Corrigan's mother, Sari Young, confirmed Monday to NBC News her daughter's remarks. Other friends also spoke with Time to say that Corrigan had told them what happened.
Young declined to comment further, referring questions to lawyer Gloria Allred's office.
Corrigan told Time that she was emboldened to share it publicly after other women in recent weeks said they were inappropriately touched by Bush in similar public settings.
In a now-deleted Instagram post last month, actress Heather Lind accused Bush of touching her from behind and telling her a "dirty joke" during a 2014 Houston screening of her AMC show, "TURN: Washington's Spies."
Lind wrote that a security guard told her she shouldn't have stood next to him. Bush, who is now 93, has been in a wheelchair for about five years, and his spokesman, Jim McGrath, previously explained that his arm might fall at people's waists and that he sometimes pats "women's rears" and tells them "good-natured jokes" to put them at ease.
Four other women have since shared similar stories of being touched. Two of those women, along with Corrigan, say the incidents occurred when Bush wasn't in a wheelchair.
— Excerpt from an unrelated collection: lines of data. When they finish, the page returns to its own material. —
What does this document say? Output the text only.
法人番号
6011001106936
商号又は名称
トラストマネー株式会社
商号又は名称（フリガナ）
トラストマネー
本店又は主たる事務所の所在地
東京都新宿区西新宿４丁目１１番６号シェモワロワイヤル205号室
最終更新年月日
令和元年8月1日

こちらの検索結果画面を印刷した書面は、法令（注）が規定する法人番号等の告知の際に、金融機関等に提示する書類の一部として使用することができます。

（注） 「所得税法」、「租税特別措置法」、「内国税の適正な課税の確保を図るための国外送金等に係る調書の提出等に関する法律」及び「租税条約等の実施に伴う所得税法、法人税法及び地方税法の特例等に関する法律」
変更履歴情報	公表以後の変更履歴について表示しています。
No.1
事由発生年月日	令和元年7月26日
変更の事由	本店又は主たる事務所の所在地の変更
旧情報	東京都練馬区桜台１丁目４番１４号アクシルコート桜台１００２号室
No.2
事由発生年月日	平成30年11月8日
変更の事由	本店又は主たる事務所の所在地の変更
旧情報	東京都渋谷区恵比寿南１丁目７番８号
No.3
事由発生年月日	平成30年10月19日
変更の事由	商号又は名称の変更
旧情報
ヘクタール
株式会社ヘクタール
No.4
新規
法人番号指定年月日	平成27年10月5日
McGrath, in a statement to Time also provided to NBC News, said that in regard to Corrigan: "George Bush simply does not have it in his heart to knowingly cause anyone harm or distress, and he again apologizes to anyone he may have offended during a photo op."
Corrigan said the fact that she was a child at the time "goes beyond a guy being inappropriate in the workplace to a peer or somebody in his age range."
The accusations against Bush come during wider fallout for prominent figures in the entertainment industry and the world of politics because of women sharing stories of being sexually harassed or assaulted.